Ratio metrics: analyzable + delta-method sizing + demo (Phase 3 T3.1, 2026-06-26)

Workstream (2) of Юля’s chosen next steps (handoff #20). The ratio live-stats block (F2 delta method) only renders for an analyzed project, but routes/analysis._build_calculation_payload rejected ratio sizing with a 422 — so a ratio experiment could never be analyzed and its live block never surfaced, and no ratio demo could exist. This makes ratio a first-class, analyzable metric and adds a ratio demo.

Approach — delta-method sizing reduces to the continuous formula

A ratio metric R = E[Y]/E[X] is sized by the delta method: the per-user linearized value Y - R*X is the analysis unit, with mean R (the baseline ratio) and a per-user standard deviation σ_L. The two-sample sample-size formula is then exactly the continuous one with baseline = R, std_dev = σ_L. So ratio sizing reuses the verified continuous math (no new statistic) and — crucially — produces a normal calculation_result, leaving the report builder, the frontend CalculationsSection, and the decision service unchanged. This is a far smaller blast radius than threading “optional sizing” through the whole report/UI stack, and it makes ratio fully first-class (sizing and the existing live delta-method analysis).

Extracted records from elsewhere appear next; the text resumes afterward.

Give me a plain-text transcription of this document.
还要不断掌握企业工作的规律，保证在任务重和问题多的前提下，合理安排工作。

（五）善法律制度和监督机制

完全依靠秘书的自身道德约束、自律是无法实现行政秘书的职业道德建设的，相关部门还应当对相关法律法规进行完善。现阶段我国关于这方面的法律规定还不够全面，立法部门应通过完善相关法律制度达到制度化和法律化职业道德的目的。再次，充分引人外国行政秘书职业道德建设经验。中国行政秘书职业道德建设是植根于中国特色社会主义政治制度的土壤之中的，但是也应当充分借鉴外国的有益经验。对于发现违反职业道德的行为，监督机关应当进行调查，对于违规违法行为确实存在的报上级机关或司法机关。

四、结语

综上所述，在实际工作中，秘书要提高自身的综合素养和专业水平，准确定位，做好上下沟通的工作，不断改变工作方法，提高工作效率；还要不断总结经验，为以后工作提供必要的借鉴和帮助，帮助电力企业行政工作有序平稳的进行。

Verified parity: a ratio payload and the equivalent continuous payload produce an identical planned sample size (test_ratio_calculation_reduces_to_continuous_delta_method).

Changes

Backend

schemas/api.py — CalculationRequest.metric_type accepts "ratio"; its validator requires a positive baseline ratio and a positive std_dev for ratio (ratio-specific i18n messages).
services/calculations_service.py — ratio branch reduces to calculate_continuous_sample_size (baseline R, std_dev σ_L), then restamps metric_type="ratio" and the lead assumption to name the delta-method linearization. CUPED stays continuous-only; the bayesian path already routes non-binary through the continuous formula; sequential is metric-agnostic.
routes/analysis.py — _build_calculation_payload no longer blanket-rejects ratio; it raises a clear 422 only when a ratio metric is missing std_dev (otherwise sizing proceeds like continuous).
app/backend/app/i18n/*.json (7 locales) — errors.schemas.ratio_baseline_positive / ratio_std_positive.

Demo (data + template)

templates/ad_ctr_ratio.yaml — new built-in ratio template (Feed Ad Click-Through Ratio: ad_ctr = ad_clicks / ad_impressions, R=0.05, σ_L=0.09).
startup_seed.py — adds the ratio demo to SAMPLE_PROJECTS (now 4 demo projects). It flows through the ordinary analyze path automatically (now that ratio is analyzable).
demo_execution.py — build_ad_ctr_execution seeds 1200 users/arm with a per-user variable number of impressions (the denominator differs per user — the point of a ratio) and a binomial number of clicks at the arm’s true rate (control 0.046 → treatment 0.062), so the live ratio comparison reads significant, the always-valid view crosses, and the decision reads ship.

Frontend

lib/field-config.ts — the std_dev field is shown for ratio (not just continuous); the baseline_value / std_dev tooltips explain the ratio meaning (baseline ratio R; per-user linearized std).
hooks/useCalculationPreview.ts — canCompute allows ratio once R>0 and std_dev>0.
lib/payload.ts — buildCalculationPayload no longer throws for ratio; it sizes ratio like a continuous metric.
lib/generated/api-contract.ts — regenerated (CalculateRequest metric_type now includes ratio).

Verification

New tests: calculator ratio↔continuous parity + std_dev requirement (test_calculations.py); /api/v1/design sizes ratio (200) and rejects ratio-without-std_dev (422) (test_api_routes.py); ratio demo builder shape + determinism (test_demo_execution.py); the seeded ratio demo’s live block is significant on the demo path (test_startup_seed.py); ratio preview path (useCalculationPreview.test.tsx).
Updated stale counts: built-in templates 10→11, demo projects 3→4.
Gate (serial, Windows): ruff ✓ · mypy --strict 67 ✓ · backend suite ✓ · tsc ✓ · targeted vitest ✓ · vite build 493.59 kB < 500 ✓ · contract --check ✓ · locale-content 14 clean ✓.
End-to-end (seeded demo, SQLite): ratio R control 0.0445 vs treatment 0.0628, p≈0, frequentist + always-valid significant, SRM ok, decision = ship, ratio read ~6 ms (fast after the live-read indexing work).